でも、作品の内容までは全くと言っていいほど知らなかった。
サン・テグジュペリは元々プロペラ機の操縦士で、砂漠で遭難したときの自らの体験記を元にした童話がこの作品を生みだしたとか。
操縦士と王子の果てしないイメージ合戦のようなお話だった。
たぶん操縦士が忘れてしまった子供のころの純粋な気持ちを、どこぞの星からやってきた王子が思い出させてくれるといった話だと思う。
王子が地球にたどり着くまでのいろいろな星々のエピソードもさることながら、王子の存在感のない、印象のない独特の話っぷりが、この劇団のいい味をだしている。
全体は抽象的なミュージカルで構成されていて、アイディアは抜群なのだが、少々退屈な展開にとどまっている。
おしい!
役者もお話の内容も興味深く、むしろ奇想天外な世界を出しているのに、話がよく見えない。

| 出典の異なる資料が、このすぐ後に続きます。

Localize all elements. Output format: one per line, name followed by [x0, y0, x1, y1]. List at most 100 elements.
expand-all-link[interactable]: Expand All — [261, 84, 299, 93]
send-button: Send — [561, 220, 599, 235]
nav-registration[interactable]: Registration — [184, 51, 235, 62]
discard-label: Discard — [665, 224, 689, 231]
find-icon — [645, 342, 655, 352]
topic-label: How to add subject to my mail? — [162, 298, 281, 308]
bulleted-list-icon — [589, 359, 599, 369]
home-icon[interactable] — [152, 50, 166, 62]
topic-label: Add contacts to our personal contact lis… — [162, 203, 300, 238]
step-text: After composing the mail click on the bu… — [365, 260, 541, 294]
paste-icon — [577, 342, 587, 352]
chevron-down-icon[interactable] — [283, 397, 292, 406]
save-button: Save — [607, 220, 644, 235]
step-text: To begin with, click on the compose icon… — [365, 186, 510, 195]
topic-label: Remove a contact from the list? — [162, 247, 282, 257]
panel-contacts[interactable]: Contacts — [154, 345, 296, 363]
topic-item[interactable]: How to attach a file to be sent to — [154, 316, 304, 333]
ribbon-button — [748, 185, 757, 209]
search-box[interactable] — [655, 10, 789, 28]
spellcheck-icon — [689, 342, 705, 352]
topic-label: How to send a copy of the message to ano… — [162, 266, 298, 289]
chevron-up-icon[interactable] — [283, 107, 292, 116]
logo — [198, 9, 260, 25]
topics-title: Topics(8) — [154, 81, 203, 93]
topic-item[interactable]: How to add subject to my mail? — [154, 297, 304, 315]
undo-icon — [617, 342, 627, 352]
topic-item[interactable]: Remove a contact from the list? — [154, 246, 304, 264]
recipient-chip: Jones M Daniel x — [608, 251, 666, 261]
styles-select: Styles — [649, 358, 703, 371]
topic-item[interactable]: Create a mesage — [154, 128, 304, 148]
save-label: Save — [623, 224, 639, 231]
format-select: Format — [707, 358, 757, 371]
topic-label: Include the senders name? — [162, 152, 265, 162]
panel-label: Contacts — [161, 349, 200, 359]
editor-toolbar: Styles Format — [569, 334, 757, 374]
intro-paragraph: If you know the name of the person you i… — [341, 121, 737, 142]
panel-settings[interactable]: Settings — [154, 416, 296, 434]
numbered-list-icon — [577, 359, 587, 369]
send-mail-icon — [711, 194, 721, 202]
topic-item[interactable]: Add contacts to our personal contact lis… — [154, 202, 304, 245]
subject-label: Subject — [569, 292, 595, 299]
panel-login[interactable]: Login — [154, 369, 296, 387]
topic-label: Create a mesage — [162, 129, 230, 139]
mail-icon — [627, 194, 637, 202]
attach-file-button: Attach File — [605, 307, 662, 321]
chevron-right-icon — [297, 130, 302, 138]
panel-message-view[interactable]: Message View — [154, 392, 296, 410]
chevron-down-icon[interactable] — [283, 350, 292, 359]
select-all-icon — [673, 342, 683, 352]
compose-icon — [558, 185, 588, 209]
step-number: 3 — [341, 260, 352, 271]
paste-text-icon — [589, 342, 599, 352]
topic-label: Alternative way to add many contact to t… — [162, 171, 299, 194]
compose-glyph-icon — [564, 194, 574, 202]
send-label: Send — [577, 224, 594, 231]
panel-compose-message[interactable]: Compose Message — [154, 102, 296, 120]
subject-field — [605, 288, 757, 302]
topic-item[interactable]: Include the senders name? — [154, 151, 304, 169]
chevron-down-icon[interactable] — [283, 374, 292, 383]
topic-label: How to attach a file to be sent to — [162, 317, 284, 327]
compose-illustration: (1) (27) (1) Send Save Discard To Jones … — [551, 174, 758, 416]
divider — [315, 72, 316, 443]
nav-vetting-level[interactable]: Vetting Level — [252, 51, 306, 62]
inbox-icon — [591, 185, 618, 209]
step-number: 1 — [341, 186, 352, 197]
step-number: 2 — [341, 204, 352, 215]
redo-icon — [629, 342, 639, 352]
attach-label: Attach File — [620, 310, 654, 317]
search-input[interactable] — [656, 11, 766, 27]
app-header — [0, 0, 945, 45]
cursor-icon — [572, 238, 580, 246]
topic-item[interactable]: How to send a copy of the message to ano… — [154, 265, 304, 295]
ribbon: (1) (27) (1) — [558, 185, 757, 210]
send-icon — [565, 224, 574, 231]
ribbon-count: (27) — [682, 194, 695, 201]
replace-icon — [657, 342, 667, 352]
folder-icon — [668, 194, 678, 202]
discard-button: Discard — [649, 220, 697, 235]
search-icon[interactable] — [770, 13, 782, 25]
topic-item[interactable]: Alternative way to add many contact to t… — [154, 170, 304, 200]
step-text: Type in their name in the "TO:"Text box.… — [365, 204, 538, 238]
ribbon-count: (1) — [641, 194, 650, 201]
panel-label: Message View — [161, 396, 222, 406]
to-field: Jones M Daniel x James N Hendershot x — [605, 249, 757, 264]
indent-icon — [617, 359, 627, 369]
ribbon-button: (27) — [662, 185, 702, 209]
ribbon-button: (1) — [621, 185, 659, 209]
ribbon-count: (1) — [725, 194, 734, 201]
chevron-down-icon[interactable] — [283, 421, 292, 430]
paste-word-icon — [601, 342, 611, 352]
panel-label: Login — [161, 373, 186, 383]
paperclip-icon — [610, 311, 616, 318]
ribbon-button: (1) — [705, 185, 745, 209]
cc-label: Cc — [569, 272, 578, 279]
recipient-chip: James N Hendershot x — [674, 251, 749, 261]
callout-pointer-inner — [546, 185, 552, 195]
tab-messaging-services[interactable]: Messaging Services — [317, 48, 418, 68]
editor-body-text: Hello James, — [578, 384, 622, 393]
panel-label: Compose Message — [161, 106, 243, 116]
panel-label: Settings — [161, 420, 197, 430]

この訳は、無理矢理な直訳の台詞、印象のないキャラのデメリット。
このお話の操縦士と王子は独特な言い回しを演出的に行っている。
だから、シーンは面白いのに全体的に飽きがくる。
難しいね。
ラストの演出は絶妙。だから、終わりよければって感がぬぐいきれない。
現代人を飽きさせない演出を、作品側が行う物ではないとは思う。
でも、理解される努力は必要なんじゃないかな。
台詞とシーンの展開だと思うんだけど。